Les chardons du baragouzeck

Vous ne parlez pas baragouzeck ? Il importe moins de comprendre une histoire que de ressentir des ambiances, sombres éclats d'une oeuvre restée inachevée et qui aurait pu devenir un autre "Opéra des gueux".

Le jeune metteur en scène Thibaut Wegner n'a pas ménagé ses comédiens, ni surtout son public. Pourtant ce n'est que la simple histoire d'un simple soldat, Frans Woyzeck, exploité par son capitaine, réduit à se prêter à des expériences médicales douteuses afin de gagner quelques sous insuffisants pour procurer une vie confortable à celle qu'il aime, Marie, et à leur enfant. Un homme qui aimant trop "à la vie à la mort", finit par tuer Marie l'infidèle.
D'autres détails ayant échappé, on supputera seulement que le fait qu'il travaille comme un forcené, que sa santé est malmenée, ont pu endommager sa raison... Car malgré une attention (très) soutenue pour capter çà et là, en plein vol, un mot connu (ou plus ou moins proche d'un mot connu), beaucoup se sont noyés dans le flot sonore bizarre du "baragouzeck".
Peut-être eut-il fallu que certains personnages s'expriment "normalement", en toute logique pour des êtres éduqués comme le médecin ou le capitaine ? Et peut-être qu'il n'en fallait pas tant, de ces mots inventés, pour faire ressentir sinon tous les enjeux, du moins les sentiments qui s'expriment de façon très parlante par le jeu expressif des comédiens ?

De cette histoire laissée "fragmentaire" par son auteur, l'Allemand Büchner, et sur base de plusieurs ébauches, Thibaut Wegner a voulu rendre avant tout l'impression d'une oeuvre ouverte et en devenir (voire d'un brouillon ou de ce qui ressemblerait à une étape de travail). Comme des éclats de verre à ramasser, il nous faudra reconstituer l'objet branlant initial.

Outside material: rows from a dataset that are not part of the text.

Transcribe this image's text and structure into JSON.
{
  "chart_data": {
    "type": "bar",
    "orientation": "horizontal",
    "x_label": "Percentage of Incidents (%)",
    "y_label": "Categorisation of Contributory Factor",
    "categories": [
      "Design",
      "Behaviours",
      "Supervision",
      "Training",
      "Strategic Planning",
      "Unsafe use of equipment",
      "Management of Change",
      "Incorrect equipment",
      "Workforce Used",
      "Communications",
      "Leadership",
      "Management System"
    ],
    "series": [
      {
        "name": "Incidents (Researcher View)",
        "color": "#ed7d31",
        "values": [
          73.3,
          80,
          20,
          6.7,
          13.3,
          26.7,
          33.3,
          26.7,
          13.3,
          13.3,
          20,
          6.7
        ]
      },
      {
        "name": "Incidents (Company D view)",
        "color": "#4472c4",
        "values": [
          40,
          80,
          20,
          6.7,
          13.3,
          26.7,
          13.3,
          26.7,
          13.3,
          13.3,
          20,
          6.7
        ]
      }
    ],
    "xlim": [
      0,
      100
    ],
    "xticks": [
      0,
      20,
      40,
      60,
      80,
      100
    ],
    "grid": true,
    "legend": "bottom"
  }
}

Nous n'y serons donc pas aidés par le texte, en langue imaginaire, sans le surtitrage habituel. Ombre et pénombre pour des scènes se déroulant souvent en fond de plateau, au travers de parois grillagées, rendront bien ardue la tâche de reconstruction des étapes du drame, alors que les expressions des visages auraient pu... éclairer le spectateur. De plus, le concept d'éclatement fait commencer le spectacle par la fin (dramatique et non certaine), l'ensemble se déroulant dans un labyrinthe concentrationnaire de grilles et de métal.

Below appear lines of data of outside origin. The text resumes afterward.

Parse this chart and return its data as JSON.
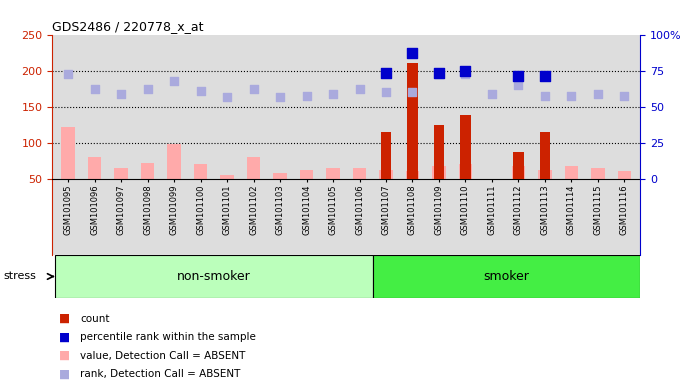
{
  "title": "GDS2486 / 220778_x_at",
  "samples": [
    "GSM101095",
    "GSM101096",
    "GSM101097",
    "GSM101098",
    "GSM101099",
    "GSM101100",
    "GSM101101",
    "GSM101102",
    "GSM101103",
    "GSM101104",
    "GSM101105",
    "GSM101106",
    "GSM101107",
    "GSM101108",
    "GSM101109",
    "GSM101110",
    "GSM101111",
    "GSM101112",
    "GSM101113",
    "GSM101114",
    "GSM101115",
    "GSM101116"
  ],
  "group": [
    "non-smoker",
    "non-smoker",
    "non-smoker",
    "non-smoker",
    "non-smoker",
    "non-smoker",
    "non-smoker",
    "non-smoker",
    "non-smoker",
    "non-smoker",
    "non-smoker",
    "non-smoker",
    "smoker",
    "smoker",
    "smoker",
    "smoker",
    "smoker",
    "smoker",
    "smoker",
    "smoker",
    "smoker",
    "smoker"
  ],
  "value_absent": [
    122,
    80,
    65,
    72,
    98,
    70,
    55,
    80,
    58,
    62,
    65,
    65,
    62,
    60,
    68,
    70,
    48,
    68,
    62,
    68,
    65,
    60
  ],
  "count_bars": [
    0,
    0,
    0,
    0,
    0,
    0,
    0,
    0,
    0,
    0,
    0,
    0,
    115,
    210,
    125,
    138,
    0,
    87,
    115,
    0,
    0,
    0
  ],
  "rank_absent": [
    195,
    175,
    168,
    174,
    185,
    172,
    163,
    175,
    163,
    165,
    168,
    175,
    170,
    170,
    195,
    195,
    168,
    180,
    165,
    165,
    168,
    165
  ],
  "percentile_rank": [
    null,
    null,
    null,
    null,
    null,
    null,
    null,
    null,
    null,
    null,
    null,
    null,
    73,
    87,
    73,
    75,
    null,
    71,
    71,
    null,
    null,
    null
  ],
  "left_ylim": [
    50,
    250
  ],
  "right_ylim": [
    0,
    100
  ],
  "left_yticks": [
    50,
    100,
    150,
    200,
    250
  ],
  "right_yticks": [
    0,
    25,
    50,
    75,
    100
  ],
  "right_yticklabels": [
    "0",
    "25",
    "50",
    "75",
    "100%"
  ],
  "color_count": "#cc2200",
  "color_percentile": "#0000cc",
  "color_value_absent": "#ffaaaa",
  "color_rank_absent": "#aaaadd",
  "non_smoker_bg": "#bbffbb",
  "smoker_bg": "#44ee44",
  "chart_bg": "#dddddd",
  "grid_dotted_values": [
    100,
    150,
    200
  ],
  "legend_labels": [
    "count",
    "percentile rank within the sample",
    "value, Detection Call = ABSENT",
    "rank, Detection Call = ABSENT"
  ],
  "legend_colors": [
    "#cc2200",
    "#0000cc",
    "#ffaaaa",
    "#aaaadd"
  ],
  "non_smoker_count": 12,
  "smoker_count": 10
}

Ne pas tout comprendre mais s'abandonner aux images, aux sons
"Tant pis si moi tout compris avoir pas..."! On devinera assez rapidement qu'il faut laisser là tout pragmatisme, tout réalisme et se laisser imprégner d'ambiances sauvages et primitives, d'images fortes, d'un puissant climat d'étrangeté.
La scénographie, le très beau travail sur les sons et lumières étroitement associés, sont parfaitement au point et épousent l'ambiance générale. Il faut savoir que les options prises par le metteur en scène résultent non seulement d'un travail avec d'excellents comédiens professionnels mais d'expériences au sein d'ateliers ouverts aux habitants (souvent"primo-arrivants") du quartier populaire et métissé où se situe le théâtre Océan Nord.
De là est venue l'idée d'une langue tour de Babel, une langue qui serait donc "populaire" et telle qu'elle aurait été souhaitée par Büchner. Adeline Rosentein, co-animatrice des ateliers avec Wegner, l'a introduite dans sa traduction. Ainsi la dramaturgie, comme la scénographie, rendent bien le côté décousu, "prise d'intantanés"qu'aurait voulu l'auteur d'après ce que l'on sait.
Voilà un texte qui (par un curieux hasard ?) marie la langue oulipienne d'Antoine Lemoine ("Les chardons du baragouin", 1961) à une évocation du sort de/s pauvre/s exploité/s, ceux du Roumain Panait Istrati ("Les chardons du Baragan" en 1928) et cela dans un vision originale certes, de Woyzeck ! Son malheureux troufion ne ressemble-t-il pas à tous les "forçats de la terre", au "cojan" roumain (dans une langue qui n'est, elle, que "émaillée... d'expressions populaires") ?
Paradoxe : ce spectacle s'adresse à un public averti.